Lalu anaknya Ya’qub juga seorang nabi utusan Allah bernama Yusuf. Jadi mulai dari mbah buyut hingga anak cucu, semuanya pada jadi nabi. Bapaknya Nabi Yusuf itu NAbi Ya’qub, bapaknya Nabi Ya’qub adalah Nabi Ishak. Dan bapaknya Nabi Ishak adalah Nabi Ibrahim. Dari turun temurun keluarga yang rata-rata pada jadi nabi inilah kemudian kita mengenal istilah Bani Israil, yang artinya : anak-anaknya Israil. Lalu Israil itu siapa?

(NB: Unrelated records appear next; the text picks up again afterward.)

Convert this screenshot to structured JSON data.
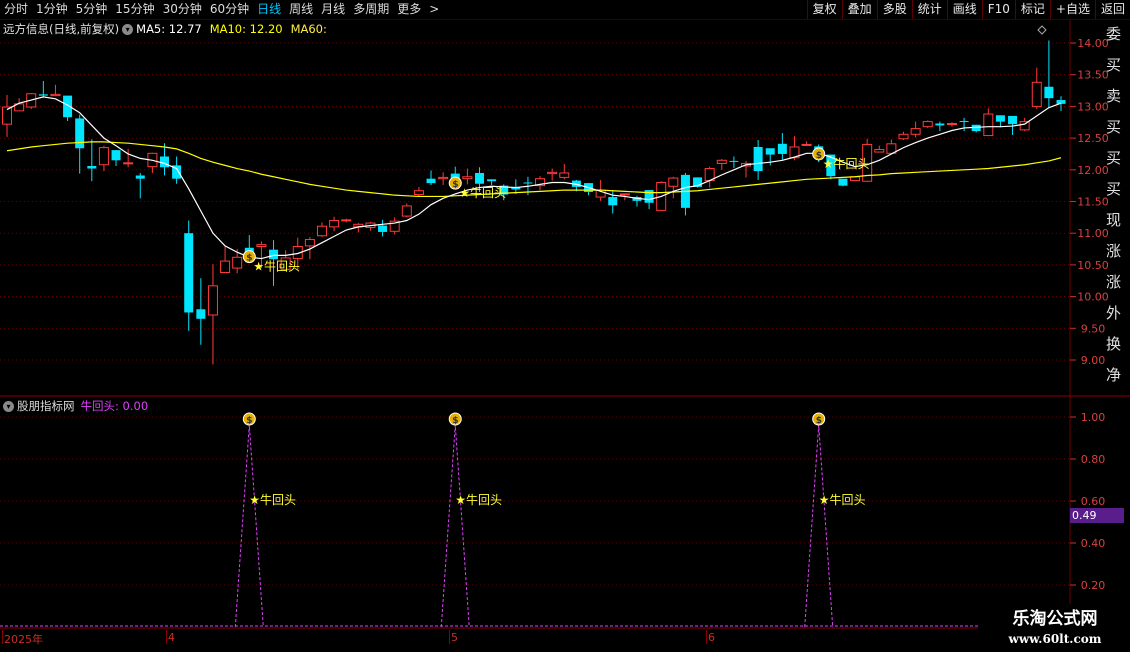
{
  "periods": [
    "分时",
    "1分钟",
    "5分钟",
    "15分钟",
    "30分钟",
    "60分钟",
    "日线",
    "周线",
    "月线",
    "多周期",
    "更多"
  ],
  "active_period": "日线",
  "more_arrow": ">",
  "tools": [
    "复权",
    "叠加",
    "多股",
    "统计",
    "画线",
    "F10",
    "标记",
    "+自选",
    "返回"
  ],
  "stock_info": {
    "name": "远方信息(日线,前复权)",
    "ma5_label": "MA5: 12.77",
    "ma10_label": "MA10: 12.20",
    "ma60_label": "MA60:"
  },
  "sub_chart": {
    "name": "股朋指标网",
    "indicator_label": "牛回头: 0.00",
    "current_value": "0.49"
  },
  "price_axis": [
    "14.00",
    "13.50",
    "13.00",
    "12.50",
    "12.00",
    "11.50",
    "11.00",
    "10.50",
    "10.00",
    "9.50",
    "9.00"
  ],
  "sub_axis": [
    "1.00",
    "0.80",
    "0.60",
    "0.40",
    "0.20"
  ],
  "signal_label": "★牛回头",
  "date_labels": [
    "2025年",
    "4",
    "5",
    "6"
  ],
  "watermark": {
    "line1": "乐淘公式网",
    "line2": "www.60lt.com"
  },
  "right_panel_chars": [
    "委",
    "买",
    "卖",
    "买",
    "买",
    "买",
    "现",
    "涨",
    "涨",
    "外",
    "换",
    "净"
  ],
  "colors": {
    "up": "#ff3a3a",
    "down": "#00e5ff",
    "ma5": "#ffffff",
    "ma10": "#ffff00",
    "ma60": "#ffee44",
    "sub_line": "#e040fb",
    "signal": "#ffff33",
    "accent": "#00c8ff",
    "grid": "#6b0000"
  },
  "chart_data": {
    "type": "candlestick",
    "ylim": [
      8.9,
      14.1
    ],
    "candles": [
      [
        12.72,
        12.99,
        12.52,
        13.18
      ],
      [
        12.93,
        13.04,
        12.93,
        13.13
      ],
      [
        12.99,
        13.2,
        12.96,
        13.21
      ],
      [
        13.19,
        13.17,
        13.15,
        13.4
      ],
      [
        13.17,
        13.19,
        13.16,
        13.34
      ],
      [
        13.17,
        12.83,
        12.77,
        13.16
      ],
      [
        12.81,
        12.34,
        11.94,
        12.87
      ],
      [
        12.06,
        12.02,
        11.82,
        12.48
      ],
      [
        12.08,
        12.35,
        11.98,
        12.38
      ],
      [
        12.31,
        12.15,
        12.06,
        12.31
      ],
      [
        12.11,
        12.11,
        12.04,
        12.33
      ],
      [
        11.91,
        11.86,
        11.55,
        11.95
      ],
      [
        12.05,
        12.26,
        11.95,
        12.27
      ],
      [
        12.21,
        12.04,
        11.91,
        12.42
      ],
      [
        12.07,
        11.86,
        11.78,
        12.21
      ],
      [
        11.0,
        9.75,
        9.46,
        11.2
      ],
      [
        9.8,
        9.65,
        9.24,
        10.29
      ],
      [
        9.71,
        10.17,
        8.93,
        10.51
      ],
      [
        10.38,
        10.56,
        10.38,
        10.79
      ],
      [
        10.45,
        10.62,
        10.37,
        10.75
      ],
      [
        10.77,
        10.63,
        10.57,
        10.97
      ],
      [
        10.79,
        10.82,
        10.45,
        10.87
      ],
      [
        10.74,
        10.59,
        10.17,
        10.89
      ],
      [
        10.43,
        10.61,
        10.43,
        10.73
      ],
      [
        10.6,
        10.79,
        10.42,
        10.93
      ],
      [
        10.8,
        10.9,
        10.59,
        10.94
      ],
      [
        10.96,
        11.11,
        10.94,
        11.17
      ],
      [
        11.1,
        11.2,
        11.03,
        11.26
      ],
      [
        11.21,
        11.21,
        11.17,
        11.23
      ],
      [
        11.1,
        11.14,
        11.01,
        11.16
      ],
      [
        11.09,
        11.16,
        11.04,
        11.18
      ],
      [
        11.12,
        11.02,
        10.95,
        11.21
      ],
      [
        11.03,
        11.19,
        10.98,
        11.25
      ],
      [
        11.27,
        11.43,
        11.25,
        11.47
      ],
      [
        11.61,
        11.67,
        11.58,
        11.73
      ],
      [
        11.86,
        11.79,
        11.76,
        11.99
      ],
      [
        11.86,
        11.88,
        11.76,
        11.96
      ],
      [
        11.94,
        11.79,
        11.77,
        12.05
      ],
      [
        11.86,
        11.89,
        11.77,
        12.02
      ],
      [
        11.95,
        11.78,
        11.65,
        12.04
      ],
      [
        11.85,
        11.82,
        11.76,
        11.85
      ],
      [
        11.75,
        11.61,
        11.52,
        11.77
      ],
      [
        11.73,
        11.69,
        11.62,
        11.85
      ],
      [
        11.8,
        11.79,
        11.6,
        11.89
      ],
      [
        11.75,
        11.86,
        11.68,
        11.9
      ],
      [
        11.94,
        11.96,
        11.83,
        12.02
      ],
      [
        11.88,
        11.95,
        11.85,
        12.09
      ],
      [
        11.83,
        11.73,
        11.66,
        11.84
      ],
      [
        11.79,
        11.65,
        11.6,
        11.79
      ],
      [
        11.57,
        11.68,
        11.51,
        11.84
      ],
      [
        11.57,
        11.44,
        11.31,
        11.66
      ],
      [
        11.61,
        11.62,
        11.52,
        11.63
      ],
      [
        11.57,
        11.51,
        11.42,
        11.59
      ],
      [
        11.68,
        11.48,
        11.38,
        11.68
      ],
      [
        11.36,
        11.8,
        11.36,
        11.82
      ],
      [
        11.74,
        11.87,
        11.55,
        11.89
      ],
      [
        11.92,
        11.4,
        11.28,
        11.95
      ],
      [
        11.88,
        11.73,
        11.72,
        11.88
      ],
      [
        11.83,
        12.02,
        11.72,
        12.05
      ],
      [
        12.1,
        12.15,
        12.0,
        12.17
      ],
      [
        12.14,
        12.13,
        12.03,
        12.21
      ],
      [
        12.06,
        12.1,
        11.88,
        12.14
      ],
      [
        12.36,
        11.98,
        11.84,
        12.47
      ],
      [
        12.34,
        12.24,
        12.07,
        12.32
      ],
      [
        12.41,
        12.25,
        12.16,
        12.58
      ],
      [
        12.19,
        12.36,
        12.15,
        12.53
      ],
      [
        12.39,
        12.4,
        12.39,
        12.45
      ],
      [
        12.37,
        12.25,
        12.12,
        12.4
      ],
      [
        12.24,
        11.9,
        11.85,
        12.24
      ],
      [
        11.86,
        11.75,
        11.74,
        11.85
      ],
      [
        11.83,
        11.89,
        11.82,
        11.9
      ],
      [
        11.82,
        12.4,
        11.81,
        12.49
      ],
      [
        12.28,
        12.32,
        12.28,
        12.38
      ],
      [
        12.26,
        12.41,
        12.24,
        12.48
      ],
      [
        12.49,
        12.56,
        12.47,
        12.6
      ],
      [
        12.56,
        12.65,
        12.51,
        12.76
      ],
      [
        12.68,
        12.76,
        12.66,
        12.78
      ],
      [
        12.73,
        12.7,
        12.61,
        12.76
      ],
      [
        12.72,
        12.73,
        12.68,
        12.75
      ],
      [
        12.77,
        12.76,
        12.61,
        12.82
      ],
      [
        12.71,
        12.61,
        12.59,
        12.71
      ],
      [
        12.54,
        12.88,
        12.54,
        12.97
      ],
      [
        12.86,
        12.76,
        12.67,
        12.81
      ],
      [
        12.85,
        12.72,
        12.55,
        12.81
      ],
      [
        12.63,
        12.76,
        12.61,
        12.82
      ],
      [
        13.0,
        13.38,
        12.96,
        13.61
      ],
      [
        13.31,
        13.13,
        12.98,
        14.04
      ],
      [
        13.1,
        13.04,
        12.93,
        13.16
      ]
    ],
    "ma5": [
      12.95,
      13.05,
      13.1,
      13.15,
      13.12,
      13.02,
      12.9,
      12.7,
      12.5,
      12.38,
      12.25,
      12.18,
      12.15,
      12.1,
      12.02,
      11.7,
      11.35,
      11.0,
      10.8,
      10.7,
      10.62,
      10.6,
      10.65,
      10.65,
      10.68,
      10.75,
      10.85,
      10.95,
      11.05,
      11.1,
      11.12,
      11.14,
      11.16,
      11.2,
      11.3,
      11.45,
      11.55,
      11.62,
      11.68,
      11.72,
      11.74,
      11.73,
      11.72,
      11.74,
      11.77,
      11.8,
      11.8,
      11.77,
      11.72,
      11.66,
      11.6,
      11.58,
      11.55,
      11.53,
      11.58,
      11.66,
      11.72,
      11.75,
      11.83,
      11.92,
      12.0,
      12.08,
      12.1,
      12.12,
      12.15,
      12.2,
      12.26,
      12.26,
      12.2,
      12.12,
      12.05,
      12.08,
      12.15,
      12.25,
      12.35,
      12.43,
      12.5,
      12.56,
      12.62,
      12.66,
      12.67,
      12.68,
      12.68,
      12.69,
      12.72,
      12.85,
      12.98,
      13.05
    ],
    "ma60": [
      12.3,
      12.33,
      12.36,
      12.38,
      12.4,
      12.42,
      12.43,
      12.44,
      12.44,
      12.43,
      12.42,
      12.4,
      12.38,
      12.36,
      12.33,
      12.26,
      12.18,
      12.12,
      12.07,
      12.02,
      11.98,
      11.93,
      11.89,
      11.85,
      11.81,
      11.77,
      11.74,
      11.71,
      11.68,
      11.66,
      11.64,
      11.62,
      11.6,
      11.59,
      11.58,
      11.58,
      11.58,
      11.59,
      11.6,
      11.61,
      11.62,
      11.63,
      11.64,
      11.65,
      11.66,
      11.67,
      11.68,
      11.68,
      11.68,
      11.68,
      11.67,
      11.66,
      11.65,
      11.64,
      11.64,
      11.65,
      11.66,
      11.67,
      11.69,
      11.71,
      11.73,
      11.75,
      11.77,
      11.79,
      11.81,
      11.83,
      11.85,
      11.86,
      11.87,
      11.88,
      11.89,
      11.91,
      11.92,
      11.94,
      11.95,
      11.96,
      11.97,
      11.98,
      11.99,
      12.0,
      12.01,
      12.02,
      12.04,
      12.06,
      12.08,
      12.11,
      12.14,
      12.19
    ],
    "signals": [
      20,
      37,
      67
    ],
    "sub_values_peak": 1.0
  }
}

Israil itu nama lain dari Nabi Ya’qub, bapaknya Nabi Yusuf. Selain punya anak bernama Yusuf, juga punya beberapa anak lagi. Beliau memiliki empat orang istri, Pertama Liya : menurunkan tujuh orang anak, kedua Rahel : memberinya dua orang anak (Yusuf dan Bunyamin), ketiga Balha : memberinya dua orang anak, dan terkahir Zulfa : memberinya dua orang anak.
Sehingga, total anak-anak Nabi Ya’kub berjumlah 7+2+2+2= 13 anak. Namun yang terkenal adalah 12 orang. Karena ada perbedaan versi dari sumber sejarah. Nantinya dari anak-anak itu lahir banyak generasi berikutnya. Dan banyak sekali dari mereka yang berstatus nabi dan rasul. Termasuk nanti ada Nabi Daud, Nabi Sulaiman, Nabi Musa dan Harun, Nabi Zakaria, Yahya dan Isa alaihimussalam. Mereka semua satu keturunan yaitu masih anak cucu keturunan Bani Israil.
Maka di dalam tradisi keluarga Bani Israil, konsep kenabian itu sangat mereka pahami. Sebab nenek moyang dan leluhur mereka bertabur dengan para nabi dan rasul. Dan yang namanya nabi dan rasul itu selalunya berwujud manusia biasa, bukan malaikat atau pun mahluk halus yang lain. Bagi mereka, seroang nabi atau rasul kok memakan makanan dan berjalan di pasar, no big deal. Itu sesuai dengan penjelasan ayat Al-Quran berikut ini :
وَمَا أَرْسَلْنَا قَبْلَكَ مِنَ الْمُرْسَلِينَ إِلَّا إِنَّهُمْ لَيَأْكُلُونَ الطَّعَامَ وَيَمْشُونَ فِي الْأَسْوَاقِ ۗ وَجَعَلْنَا بَعْضَكُمْ لِبَعْضٍ فِتْنَةً أَتَصْبِرُونَ ۗ وَكَانَ رَبُّكَ بَصِيرًا
Dan Kami tidak mengutus rasul-rasul sebelummu, melainkan mereka sungguh memakan makanan dan berjalan di pasar-pasar. Dan kami jadikan sebahagian kamu cobaan bagi sebahagian yang lain. Maukah kamu bersabar?, dan adalah Tuhanmu maha Melihat. (QS. Al-Furqan : 20)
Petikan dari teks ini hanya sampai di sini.